Johann Christoph Homann's map illustrates the area of present-day Morocco, split into the four kingdoms: Fessanum, Segelmeses, Marocca, and Tafliet. Further features include the Canary Islands, a small map of Madeira, and depictions of the cities of Marocco (Marrakesh) and Mequinetz.
In the north, the Kingdom of Fessanum, or Fez, was an important region during the medieval period, known for its cultural influence and the University of Al Quaraouiyine. Homann's map provides a detailed view of this region.
The southern Kingdom of Tafliet (Tafilalt) was home to the Alaouite dynasty. This region was a crucial area for trans-Saharan trade during the 17th century, which is indicated in Homann's depiction.
The Kingdom of Segelmeses is also present in Homann's map, and is referenced in a number of early travel guides of the 16th, 17th and 18th Centuries.
Additionally, the map includes the Canary Islands and an inset map of Madeira.

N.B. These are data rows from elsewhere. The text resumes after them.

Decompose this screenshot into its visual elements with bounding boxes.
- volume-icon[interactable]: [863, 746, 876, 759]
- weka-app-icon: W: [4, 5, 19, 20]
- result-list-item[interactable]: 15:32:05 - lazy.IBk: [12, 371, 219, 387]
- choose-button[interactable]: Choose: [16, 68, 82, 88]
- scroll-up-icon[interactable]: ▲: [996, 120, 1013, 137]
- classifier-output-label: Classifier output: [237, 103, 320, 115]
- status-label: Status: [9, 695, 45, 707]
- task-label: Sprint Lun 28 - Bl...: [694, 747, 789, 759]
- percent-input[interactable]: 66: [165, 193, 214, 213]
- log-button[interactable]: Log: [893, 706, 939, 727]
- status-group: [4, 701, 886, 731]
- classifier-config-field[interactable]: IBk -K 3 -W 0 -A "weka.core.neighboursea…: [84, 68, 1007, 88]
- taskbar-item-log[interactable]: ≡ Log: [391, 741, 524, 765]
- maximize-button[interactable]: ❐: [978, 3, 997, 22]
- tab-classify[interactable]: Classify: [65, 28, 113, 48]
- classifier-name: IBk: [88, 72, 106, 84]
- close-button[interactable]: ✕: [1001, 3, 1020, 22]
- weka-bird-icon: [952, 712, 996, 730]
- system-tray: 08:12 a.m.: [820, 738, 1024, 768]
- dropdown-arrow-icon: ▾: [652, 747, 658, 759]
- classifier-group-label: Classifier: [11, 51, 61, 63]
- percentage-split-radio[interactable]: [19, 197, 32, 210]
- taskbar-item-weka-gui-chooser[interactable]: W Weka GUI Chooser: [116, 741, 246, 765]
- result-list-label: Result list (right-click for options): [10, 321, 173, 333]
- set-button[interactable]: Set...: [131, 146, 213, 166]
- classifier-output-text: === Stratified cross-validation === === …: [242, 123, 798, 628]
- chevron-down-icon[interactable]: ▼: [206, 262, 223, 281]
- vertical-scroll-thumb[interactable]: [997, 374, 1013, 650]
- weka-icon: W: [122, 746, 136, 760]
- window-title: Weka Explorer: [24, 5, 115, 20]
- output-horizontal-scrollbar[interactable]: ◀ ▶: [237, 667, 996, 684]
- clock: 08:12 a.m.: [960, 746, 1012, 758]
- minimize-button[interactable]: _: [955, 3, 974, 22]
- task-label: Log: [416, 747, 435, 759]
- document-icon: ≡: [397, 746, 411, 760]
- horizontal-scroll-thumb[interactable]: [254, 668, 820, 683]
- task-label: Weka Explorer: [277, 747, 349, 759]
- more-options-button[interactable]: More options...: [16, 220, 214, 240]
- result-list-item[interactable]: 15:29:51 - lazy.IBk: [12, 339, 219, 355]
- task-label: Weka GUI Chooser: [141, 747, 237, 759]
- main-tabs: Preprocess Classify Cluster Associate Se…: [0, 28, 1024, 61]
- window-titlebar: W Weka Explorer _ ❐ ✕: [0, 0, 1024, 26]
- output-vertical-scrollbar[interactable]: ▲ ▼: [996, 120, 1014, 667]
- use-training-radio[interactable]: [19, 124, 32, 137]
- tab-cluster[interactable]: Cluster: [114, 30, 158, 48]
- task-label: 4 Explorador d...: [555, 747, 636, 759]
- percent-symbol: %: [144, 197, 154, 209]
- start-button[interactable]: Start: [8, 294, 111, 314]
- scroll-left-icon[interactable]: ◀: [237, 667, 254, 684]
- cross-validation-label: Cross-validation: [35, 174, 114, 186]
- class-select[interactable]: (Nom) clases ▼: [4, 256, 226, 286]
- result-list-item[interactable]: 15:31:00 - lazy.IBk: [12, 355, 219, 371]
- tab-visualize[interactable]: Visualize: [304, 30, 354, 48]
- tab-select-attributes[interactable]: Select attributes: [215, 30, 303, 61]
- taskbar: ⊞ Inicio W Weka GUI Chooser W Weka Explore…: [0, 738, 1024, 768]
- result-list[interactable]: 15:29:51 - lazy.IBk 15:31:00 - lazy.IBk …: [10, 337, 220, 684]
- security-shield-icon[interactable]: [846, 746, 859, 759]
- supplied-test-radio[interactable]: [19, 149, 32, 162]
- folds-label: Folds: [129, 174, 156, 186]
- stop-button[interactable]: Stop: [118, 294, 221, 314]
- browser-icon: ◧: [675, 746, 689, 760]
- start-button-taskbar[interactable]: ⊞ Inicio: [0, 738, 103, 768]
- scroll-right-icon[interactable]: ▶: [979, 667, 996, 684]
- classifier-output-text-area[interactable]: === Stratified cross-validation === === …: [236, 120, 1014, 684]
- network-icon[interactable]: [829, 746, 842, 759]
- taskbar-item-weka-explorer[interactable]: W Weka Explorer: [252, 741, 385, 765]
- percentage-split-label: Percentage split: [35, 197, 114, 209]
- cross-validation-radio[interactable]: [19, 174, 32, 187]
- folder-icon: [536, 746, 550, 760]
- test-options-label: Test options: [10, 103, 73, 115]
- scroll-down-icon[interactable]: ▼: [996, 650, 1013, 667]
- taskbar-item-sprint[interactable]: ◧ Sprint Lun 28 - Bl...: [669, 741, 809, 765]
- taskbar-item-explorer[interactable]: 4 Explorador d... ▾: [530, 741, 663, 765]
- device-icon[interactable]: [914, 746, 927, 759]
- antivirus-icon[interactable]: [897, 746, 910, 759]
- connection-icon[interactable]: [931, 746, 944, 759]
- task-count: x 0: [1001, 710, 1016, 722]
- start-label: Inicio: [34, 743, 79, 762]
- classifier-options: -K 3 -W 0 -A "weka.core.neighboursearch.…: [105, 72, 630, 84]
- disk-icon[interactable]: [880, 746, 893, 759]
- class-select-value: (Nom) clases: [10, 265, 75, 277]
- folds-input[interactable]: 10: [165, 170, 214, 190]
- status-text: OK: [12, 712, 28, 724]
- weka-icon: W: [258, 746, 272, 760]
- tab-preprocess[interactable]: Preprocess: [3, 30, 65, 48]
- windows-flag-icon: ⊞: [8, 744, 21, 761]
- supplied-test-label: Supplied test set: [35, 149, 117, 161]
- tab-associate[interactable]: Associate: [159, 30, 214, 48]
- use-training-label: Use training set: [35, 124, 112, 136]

The Canary Islands, although closer to Africa, were politically tied to Spain and served as a stopping point for ships traveling to the Americas. Madeira, a Portuguese archipelago, was known for its strategic location and sugar production.
The title cartouche of the map contains traditionally costumed figures and animals such as an ostrich, lion, and snake, reflecting the European view of Africa. The figure carrying a gun might be an indication of the warfare of that era. An unidentified young ruler's portrait is included, suggesting the dynastic leadership of the region.
Views of Marrakesh and Mequinetz (Meknes) are drawn along the bottom.